Quand la beauté n’était pas un crime

« Tout feu, tout flamme » balaye les aigreurs de janvier, par sa fantaisie et sa tendre décrépitude, il déconsidère les gesticulations de l’actualité. Après avoir vu Montand et Adjani, les intrigants aperçus sur les perrons ou les plateaux de télévision vous paraissent minuscules et dérisoires. Sans éclat. Sans fond. Sans aspérité. Des mécaniques inutiles.

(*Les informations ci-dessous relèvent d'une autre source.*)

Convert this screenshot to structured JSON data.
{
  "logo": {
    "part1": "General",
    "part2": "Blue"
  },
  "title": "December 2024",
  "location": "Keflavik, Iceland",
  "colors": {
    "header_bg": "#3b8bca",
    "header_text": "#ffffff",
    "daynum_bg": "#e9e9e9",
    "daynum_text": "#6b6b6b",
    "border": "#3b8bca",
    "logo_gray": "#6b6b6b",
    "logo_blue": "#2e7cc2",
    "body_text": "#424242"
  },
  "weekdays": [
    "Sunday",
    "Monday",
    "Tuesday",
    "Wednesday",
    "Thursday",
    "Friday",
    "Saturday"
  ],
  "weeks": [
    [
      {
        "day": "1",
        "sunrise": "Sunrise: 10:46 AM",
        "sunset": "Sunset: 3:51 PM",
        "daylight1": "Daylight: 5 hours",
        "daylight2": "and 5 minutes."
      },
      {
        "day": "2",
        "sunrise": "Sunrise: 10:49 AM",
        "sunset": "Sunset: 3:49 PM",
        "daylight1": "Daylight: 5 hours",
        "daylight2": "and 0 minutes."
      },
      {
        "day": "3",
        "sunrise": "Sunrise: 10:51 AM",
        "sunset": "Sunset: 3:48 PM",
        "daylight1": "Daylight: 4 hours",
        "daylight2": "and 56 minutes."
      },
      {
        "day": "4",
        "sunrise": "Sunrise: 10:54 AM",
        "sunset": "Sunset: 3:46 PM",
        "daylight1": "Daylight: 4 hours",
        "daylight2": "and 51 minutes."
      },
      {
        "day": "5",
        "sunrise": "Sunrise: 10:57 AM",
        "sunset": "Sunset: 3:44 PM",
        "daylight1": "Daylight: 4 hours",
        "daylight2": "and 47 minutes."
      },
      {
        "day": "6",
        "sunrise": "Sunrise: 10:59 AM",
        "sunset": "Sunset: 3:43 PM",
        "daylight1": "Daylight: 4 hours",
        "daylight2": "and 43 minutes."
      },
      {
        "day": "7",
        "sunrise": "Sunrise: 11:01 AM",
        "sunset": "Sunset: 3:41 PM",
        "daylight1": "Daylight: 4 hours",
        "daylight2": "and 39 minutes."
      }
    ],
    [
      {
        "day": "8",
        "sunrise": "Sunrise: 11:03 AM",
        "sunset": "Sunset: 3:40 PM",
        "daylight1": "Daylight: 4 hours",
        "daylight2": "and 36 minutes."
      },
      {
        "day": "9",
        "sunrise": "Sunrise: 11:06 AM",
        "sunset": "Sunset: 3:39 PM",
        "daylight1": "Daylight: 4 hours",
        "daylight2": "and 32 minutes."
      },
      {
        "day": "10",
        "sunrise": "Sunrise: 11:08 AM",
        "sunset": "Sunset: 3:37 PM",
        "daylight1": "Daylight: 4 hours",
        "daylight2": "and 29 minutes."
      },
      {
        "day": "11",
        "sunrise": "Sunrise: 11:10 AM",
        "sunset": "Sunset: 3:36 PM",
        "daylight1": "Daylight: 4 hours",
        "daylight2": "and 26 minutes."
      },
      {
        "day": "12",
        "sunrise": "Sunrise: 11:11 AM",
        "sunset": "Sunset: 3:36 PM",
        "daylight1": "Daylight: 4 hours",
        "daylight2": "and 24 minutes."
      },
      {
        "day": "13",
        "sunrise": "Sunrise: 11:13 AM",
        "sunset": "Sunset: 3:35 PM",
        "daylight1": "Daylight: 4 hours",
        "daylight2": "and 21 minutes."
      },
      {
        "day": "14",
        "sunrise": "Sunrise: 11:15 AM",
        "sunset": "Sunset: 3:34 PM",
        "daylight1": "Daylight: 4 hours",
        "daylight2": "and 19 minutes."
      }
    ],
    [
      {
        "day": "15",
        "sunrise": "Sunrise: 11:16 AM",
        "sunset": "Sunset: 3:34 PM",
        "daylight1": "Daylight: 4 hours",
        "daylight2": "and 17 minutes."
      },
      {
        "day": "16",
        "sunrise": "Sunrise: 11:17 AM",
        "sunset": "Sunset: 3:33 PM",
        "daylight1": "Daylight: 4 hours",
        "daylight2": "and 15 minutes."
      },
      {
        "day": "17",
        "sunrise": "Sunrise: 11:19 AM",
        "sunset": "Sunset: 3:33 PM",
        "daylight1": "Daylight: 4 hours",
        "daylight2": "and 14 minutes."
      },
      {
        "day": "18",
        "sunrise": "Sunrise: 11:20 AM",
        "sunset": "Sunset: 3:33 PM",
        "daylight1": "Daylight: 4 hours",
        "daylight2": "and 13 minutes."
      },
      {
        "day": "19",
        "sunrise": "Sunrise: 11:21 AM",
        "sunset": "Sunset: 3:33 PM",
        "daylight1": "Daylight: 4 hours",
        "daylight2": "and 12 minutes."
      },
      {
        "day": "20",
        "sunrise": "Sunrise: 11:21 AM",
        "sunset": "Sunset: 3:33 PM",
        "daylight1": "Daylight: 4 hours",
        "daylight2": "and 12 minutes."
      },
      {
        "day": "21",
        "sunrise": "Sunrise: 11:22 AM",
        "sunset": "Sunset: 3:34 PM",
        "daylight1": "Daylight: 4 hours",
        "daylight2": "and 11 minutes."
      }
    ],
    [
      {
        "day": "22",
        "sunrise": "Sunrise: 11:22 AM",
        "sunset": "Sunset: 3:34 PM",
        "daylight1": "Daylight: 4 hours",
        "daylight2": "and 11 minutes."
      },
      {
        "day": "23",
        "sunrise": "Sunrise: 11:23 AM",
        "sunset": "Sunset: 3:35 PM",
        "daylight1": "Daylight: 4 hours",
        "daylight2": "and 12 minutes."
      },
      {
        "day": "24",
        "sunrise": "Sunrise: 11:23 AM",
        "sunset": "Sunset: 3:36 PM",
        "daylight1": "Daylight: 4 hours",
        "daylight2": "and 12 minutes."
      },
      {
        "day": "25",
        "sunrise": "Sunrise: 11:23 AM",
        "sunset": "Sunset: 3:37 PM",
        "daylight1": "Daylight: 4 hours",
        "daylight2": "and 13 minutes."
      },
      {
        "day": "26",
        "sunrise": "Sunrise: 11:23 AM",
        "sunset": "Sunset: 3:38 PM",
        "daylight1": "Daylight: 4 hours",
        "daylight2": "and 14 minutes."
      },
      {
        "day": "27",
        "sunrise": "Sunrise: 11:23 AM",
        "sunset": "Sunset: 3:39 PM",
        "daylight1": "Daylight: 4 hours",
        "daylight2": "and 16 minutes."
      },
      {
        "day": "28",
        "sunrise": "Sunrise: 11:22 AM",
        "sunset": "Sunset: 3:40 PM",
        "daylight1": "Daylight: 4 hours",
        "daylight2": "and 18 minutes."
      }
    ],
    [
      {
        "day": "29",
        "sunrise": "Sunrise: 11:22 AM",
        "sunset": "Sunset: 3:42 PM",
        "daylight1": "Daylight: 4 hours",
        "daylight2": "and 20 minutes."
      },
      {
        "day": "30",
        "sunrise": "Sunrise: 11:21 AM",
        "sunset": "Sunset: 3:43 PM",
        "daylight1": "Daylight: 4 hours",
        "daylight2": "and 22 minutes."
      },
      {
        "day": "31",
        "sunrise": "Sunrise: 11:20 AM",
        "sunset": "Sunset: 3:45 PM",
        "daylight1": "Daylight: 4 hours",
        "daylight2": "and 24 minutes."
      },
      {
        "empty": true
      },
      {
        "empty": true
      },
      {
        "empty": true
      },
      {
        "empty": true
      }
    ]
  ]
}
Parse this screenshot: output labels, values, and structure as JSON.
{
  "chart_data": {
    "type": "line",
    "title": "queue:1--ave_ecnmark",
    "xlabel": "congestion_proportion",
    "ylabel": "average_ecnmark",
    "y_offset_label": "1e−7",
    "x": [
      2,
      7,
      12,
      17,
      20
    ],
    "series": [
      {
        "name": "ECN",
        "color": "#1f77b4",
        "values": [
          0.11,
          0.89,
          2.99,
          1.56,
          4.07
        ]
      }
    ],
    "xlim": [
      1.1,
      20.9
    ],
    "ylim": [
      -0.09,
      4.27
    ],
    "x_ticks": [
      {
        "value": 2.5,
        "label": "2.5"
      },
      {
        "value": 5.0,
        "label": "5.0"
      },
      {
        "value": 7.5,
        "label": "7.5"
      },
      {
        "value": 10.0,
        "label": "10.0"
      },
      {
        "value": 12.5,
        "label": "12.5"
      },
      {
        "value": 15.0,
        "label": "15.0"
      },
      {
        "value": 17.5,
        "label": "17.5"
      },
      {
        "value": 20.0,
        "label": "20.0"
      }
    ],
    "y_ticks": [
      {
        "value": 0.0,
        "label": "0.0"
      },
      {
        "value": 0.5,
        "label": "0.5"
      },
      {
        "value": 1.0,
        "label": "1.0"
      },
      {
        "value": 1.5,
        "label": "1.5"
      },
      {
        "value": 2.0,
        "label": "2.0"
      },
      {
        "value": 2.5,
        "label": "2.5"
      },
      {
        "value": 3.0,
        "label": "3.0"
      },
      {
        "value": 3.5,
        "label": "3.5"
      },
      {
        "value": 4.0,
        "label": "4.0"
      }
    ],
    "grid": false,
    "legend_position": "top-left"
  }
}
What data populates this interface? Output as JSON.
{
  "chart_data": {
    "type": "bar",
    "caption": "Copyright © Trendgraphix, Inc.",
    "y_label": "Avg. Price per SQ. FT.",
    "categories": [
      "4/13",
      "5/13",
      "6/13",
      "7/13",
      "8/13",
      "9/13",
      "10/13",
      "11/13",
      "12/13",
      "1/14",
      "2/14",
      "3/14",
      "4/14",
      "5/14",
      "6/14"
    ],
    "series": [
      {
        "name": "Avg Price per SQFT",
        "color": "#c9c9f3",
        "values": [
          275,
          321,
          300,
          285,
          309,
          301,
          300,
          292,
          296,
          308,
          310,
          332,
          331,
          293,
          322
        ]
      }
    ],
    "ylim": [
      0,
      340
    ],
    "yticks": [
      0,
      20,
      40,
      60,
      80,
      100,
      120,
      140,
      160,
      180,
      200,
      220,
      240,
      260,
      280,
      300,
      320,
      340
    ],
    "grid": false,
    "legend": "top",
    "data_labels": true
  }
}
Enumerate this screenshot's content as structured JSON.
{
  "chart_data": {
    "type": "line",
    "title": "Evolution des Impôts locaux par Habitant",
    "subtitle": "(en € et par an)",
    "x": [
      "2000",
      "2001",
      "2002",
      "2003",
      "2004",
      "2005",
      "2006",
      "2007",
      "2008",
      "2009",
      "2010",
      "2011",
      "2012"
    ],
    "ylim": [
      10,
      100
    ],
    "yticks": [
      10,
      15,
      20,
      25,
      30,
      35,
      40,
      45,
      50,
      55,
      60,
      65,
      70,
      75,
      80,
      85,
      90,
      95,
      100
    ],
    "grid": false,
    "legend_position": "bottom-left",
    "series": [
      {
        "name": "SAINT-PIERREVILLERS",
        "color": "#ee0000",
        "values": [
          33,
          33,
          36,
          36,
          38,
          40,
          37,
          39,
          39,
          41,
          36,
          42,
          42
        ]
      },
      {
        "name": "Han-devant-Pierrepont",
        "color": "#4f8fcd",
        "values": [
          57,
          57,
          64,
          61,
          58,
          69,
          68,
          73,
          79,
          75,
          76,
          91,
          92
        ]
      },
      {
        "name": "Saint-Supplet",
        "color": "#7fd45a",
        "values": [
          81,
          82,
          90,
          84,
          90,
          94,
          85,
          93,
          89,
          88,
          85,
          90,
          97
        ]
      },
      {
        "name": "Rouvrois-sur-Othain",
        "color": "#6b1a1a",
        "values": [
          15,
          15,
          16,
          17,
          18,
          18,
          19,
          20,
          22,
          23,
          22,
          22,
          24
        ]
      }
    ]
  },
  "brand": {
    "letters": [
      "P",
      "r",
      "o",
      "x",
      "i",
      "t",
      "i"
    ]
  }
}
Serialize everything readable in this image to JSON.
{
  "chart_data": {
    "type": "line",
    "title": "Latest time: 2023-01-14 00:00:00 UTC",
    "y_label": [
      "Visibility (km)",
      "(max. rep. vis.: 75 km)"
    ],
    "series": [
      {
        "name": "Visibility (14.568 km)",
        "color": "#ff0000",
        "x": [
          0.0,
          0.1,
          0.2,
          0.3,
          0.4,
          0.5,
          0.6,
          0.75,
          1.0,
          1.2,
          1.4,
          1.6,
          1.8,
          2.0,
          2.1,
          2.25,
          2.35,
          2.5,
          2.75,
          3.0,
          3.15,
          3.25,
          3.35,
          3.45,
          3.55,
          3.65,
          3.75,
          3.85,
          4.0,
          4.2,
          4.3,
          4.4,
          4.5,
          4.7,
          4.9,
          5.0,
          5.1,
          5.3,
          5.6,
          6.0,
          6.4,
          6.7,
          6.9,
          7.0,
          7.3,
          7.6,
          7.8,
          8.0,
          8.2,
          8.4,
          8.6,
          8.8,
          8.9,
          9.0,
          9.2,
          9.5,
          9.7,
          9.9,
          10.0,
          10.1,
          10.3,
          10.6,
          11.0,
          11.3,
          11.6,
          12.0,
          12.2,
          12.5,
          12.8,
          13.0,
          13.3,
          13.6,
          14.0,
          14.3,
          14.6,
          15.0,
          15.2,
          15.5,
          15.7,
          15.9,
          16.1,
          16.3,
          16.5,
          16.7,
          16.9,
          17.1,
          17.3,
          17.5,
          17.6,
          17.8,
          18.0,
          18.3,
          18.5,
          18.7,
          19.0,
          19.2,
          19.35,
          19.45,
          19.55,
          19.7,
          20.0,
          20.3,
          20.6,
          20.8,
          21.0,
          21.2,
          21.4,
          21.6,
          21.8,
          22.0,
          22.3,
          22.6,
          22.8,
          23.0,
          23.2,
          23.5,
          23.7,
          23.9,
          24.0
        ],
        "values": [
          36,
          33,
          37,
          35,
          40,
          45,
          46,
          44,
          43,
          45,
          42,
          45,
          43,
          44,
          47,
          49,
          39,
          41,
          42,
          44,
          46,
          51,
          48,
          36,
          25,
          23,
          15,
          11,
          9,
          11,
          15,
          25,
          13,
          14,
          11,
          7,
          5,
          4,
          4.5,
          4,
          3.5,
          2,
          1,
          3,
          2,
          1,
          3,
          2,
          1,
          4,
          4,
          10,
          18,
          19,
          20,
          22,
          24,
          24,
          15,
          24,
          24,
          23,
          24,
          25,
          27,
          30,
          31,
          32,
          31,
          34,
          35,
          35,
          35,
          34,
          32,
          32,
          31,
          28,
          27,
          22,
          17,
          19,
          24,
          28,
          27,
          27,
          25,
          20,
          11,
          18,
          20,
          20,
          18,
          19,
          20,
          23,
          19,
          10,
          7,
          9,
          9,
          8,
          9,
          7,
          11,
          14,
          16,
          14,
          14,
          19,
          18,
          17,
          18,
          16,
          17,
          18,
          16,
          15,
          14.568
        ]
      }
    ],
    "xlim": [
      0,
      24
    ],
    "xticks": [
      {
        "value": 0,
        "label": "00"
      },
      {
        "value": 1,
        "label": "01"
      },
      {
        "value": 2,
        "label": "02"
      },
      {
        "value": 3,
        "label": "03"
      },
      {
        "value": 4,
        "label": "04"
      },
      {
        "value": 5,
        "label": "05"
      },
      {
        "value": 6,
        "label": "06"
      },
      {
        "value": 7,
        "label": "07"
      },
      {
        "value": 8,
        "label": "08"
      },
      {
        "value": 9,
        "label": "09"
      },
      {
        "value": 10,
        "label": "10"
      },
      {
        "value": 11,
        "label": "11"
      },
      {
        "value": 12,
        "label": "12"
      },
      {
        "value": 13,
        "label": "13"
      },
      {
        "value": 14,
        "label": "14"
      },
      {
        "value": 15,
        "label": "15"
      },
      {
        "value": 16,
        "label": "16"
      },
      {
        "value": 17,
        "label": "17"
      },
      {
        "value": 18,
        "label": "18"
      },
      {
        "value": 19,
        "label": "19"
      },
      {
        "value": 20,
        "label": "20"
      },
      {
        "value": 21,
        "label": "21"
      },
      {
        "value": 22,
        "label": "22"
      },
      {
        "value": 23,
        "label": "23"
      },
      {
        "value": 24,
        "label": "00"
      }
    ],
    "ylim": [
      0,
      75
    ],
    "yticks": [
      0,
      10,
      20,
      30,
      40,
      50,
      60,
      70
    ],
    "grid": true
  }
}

Parce que je ne connais rien de plus émouvant qu’Isabelle dans ce rôle de polytechnicienne au visage de madone, la beauté n’était pas un crime au début des années 1980, c’était encore un don du ciel. Dans sa rigueur érotique de conseillère ministérielle, Isabelle court, s’époumone, tombe de vélo, conduit une Alfa Romeo dans un trou d’eau, prend un hélico, calcule à la vitesse de l’éclair, fait office de mère pour ses sœurs et demeure cette éternelle ambitieuse triste. Jamais bicorne n’aura été mieux porté que par Adjani. Moi, d’habitude si critique avec le jeu exagérément personnel de Montand, je le trouve ici presque dans la retenue, sur la réserve, dans un bel équilibre, loin de sa caricature agaçante. Jean-Luc Bideau affiche une veulerie jubilatoire, en souffre-douleur, il est insatiable. Souchon qui ne s’aime pas trop en acteur, avait tort. Il a un air moins ahuri et son esprit moqueur se déploie avec aisance. Lauren Hutton, tout juste auréolée du succès d’« American Gigolo » est la caution californienne du moment alors qu’elle est née en Caroline du Sud. Sur le bord du Lac Léman, ses dents du bonheur sont aussi sensuelles qu’en couverture de Vogue. La force de ce divertissement-là est sa permanence mémorielle. Il est loin d’être éphémère. Il instille en nous une nostalgie non revancharde et non victimaire. Peut-être, une attirance lucide pour une forme de bonheur perdu.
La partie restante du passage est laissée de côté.